Friends told biographers that Smith chose a surgical specialization because it gave him better control over his schedule and enabled him to drink every day, freed from the risk of round-the-clock calls from patients that are the general practitioner’s lot. By all accounts he became what AA members call a “functioning drunk”—a respected professional who drags himself to work, adequately carries out his duties, and then retreats to solitary drinking and oblivion until it’s time to get up the next morning and do it all over again.
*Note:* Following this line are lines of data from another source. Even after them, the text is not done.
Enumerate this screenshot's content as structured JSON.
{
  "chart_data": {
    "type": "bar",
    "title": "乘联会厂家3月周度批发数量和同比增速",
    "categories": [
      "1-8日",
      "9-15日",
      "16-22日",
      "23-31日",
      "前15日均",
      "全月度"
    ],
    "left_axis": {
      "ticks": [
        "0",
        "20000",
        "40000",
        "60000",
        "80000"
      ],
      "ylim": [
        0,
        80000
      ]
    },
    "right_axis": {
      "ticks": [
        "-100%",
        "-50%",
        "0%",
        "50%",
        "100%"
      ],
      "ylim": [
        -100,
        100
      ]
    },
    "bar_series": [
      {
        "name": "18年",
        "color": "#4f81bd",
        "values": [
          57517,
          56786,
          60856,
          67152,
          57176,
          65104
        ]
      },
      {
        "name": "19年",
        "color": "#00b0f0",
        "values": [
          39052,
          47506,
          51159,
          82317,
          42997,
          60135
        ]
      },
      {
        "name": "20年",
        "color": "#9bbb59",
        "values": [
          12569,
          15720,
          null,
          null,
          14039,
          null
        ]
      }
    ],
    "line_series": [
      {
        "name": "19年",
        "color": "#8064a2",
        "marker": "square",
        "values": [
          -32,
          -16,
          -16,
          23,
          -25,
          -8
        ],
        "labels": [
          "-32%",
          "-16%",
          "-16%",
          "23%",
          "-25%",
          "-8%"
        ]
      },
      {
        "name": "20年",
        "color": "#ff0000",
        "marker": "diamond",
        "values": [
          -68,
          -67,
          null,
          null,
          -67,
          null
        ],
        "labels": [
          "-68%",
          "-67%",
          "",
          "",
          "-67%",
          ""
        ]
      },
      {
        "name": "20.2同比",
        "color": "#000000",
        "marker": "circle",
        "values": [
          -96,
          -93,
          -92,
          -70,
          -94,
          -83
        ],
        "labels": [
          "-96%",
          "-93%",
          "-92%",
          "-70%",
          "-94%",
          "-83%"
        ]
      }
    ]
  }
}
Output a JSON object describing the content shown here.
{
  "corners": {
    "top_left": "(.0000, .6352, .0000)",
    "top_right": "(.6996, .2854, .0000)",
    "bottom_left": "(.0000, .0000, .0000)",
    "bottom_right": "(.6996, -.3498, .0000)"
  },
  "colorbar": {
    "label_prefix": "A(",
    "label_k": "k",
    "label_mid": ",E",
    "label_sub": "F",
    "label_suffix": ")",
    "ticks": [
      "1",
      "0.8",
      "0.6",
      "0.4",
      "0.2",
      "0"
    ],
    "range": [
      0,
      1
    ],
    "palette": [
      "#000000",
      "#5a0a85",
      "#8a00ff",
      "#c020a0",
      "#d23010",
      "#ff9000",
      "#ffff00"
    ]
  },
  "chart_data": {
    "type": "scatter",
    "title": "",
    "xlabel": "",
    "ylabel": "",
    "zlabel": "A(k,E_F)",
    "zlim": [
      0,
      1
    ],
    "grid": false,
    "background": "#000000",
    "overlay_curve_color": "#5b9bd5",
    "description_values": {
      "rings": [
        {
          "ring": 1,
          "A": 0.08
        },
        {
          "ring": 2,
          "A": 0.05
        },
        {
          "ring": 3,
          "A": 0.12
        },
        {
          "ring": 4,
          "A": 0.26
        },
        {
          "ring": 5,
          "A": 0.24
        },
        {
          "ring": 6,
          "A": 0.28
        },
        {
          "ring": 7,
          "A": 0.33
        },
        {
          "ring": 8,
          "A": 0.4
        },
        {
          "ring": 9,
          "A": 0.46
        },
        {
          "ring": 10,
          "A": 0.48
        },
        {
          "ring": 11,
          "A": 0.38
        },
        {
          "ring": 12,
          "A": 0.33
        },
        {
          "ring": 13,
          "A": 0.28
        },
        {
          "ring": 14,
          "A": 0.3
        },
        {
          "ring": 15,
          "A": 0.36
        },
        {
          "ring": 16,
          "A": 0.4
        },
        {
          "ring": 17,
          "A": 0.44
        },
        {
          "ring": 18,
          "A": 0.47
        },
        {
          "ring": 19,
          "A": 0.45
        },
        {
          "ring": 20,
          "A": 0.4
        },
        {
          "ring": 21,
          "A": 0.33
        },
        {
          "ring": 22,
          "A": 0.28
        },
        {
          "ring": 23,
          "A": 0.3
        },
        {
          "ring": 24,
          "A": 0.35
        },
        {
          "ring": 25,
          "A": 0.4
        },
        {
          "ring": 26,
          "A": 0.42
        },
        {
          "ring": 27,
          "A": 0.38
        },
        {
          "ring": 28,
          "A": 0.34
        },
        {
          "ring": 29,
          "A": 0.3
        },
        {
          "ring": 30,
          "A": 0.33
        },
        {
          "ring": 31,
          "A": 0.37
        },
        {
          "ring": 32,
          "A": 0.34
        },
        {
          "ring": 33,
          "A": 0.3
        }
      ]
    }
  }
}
This was Smith’s routine for decades, including the Prohibition years between 1920 and 1933.

Smith’s College friends heard nothing of him for 34 years after graduation. But in 1936, less than a year after finally gaining sobriety, he communicated with his class secretary. A brief note in the November 1936 DAM reads: “Some of you fellows have been wondering about Bob Smith, but you can let up on it now. Bob says that while he has been in Hanover many times, he could never make it at reunion time. He hopes now to be present in June 1937.” 

Smith didn’t make it to that reunion—or any other reunion—but he kept in touch with several classmates from that point on. In 1942, hoping to solicit news, the secretary sent letters to several classmates. Smith responded by sending him a copy of the first edition of Alcoholics Anonymous—authored largely by AA cofounder Wilson in close consultation with Smith—which includes the chapter in which Smith candidly told his own story.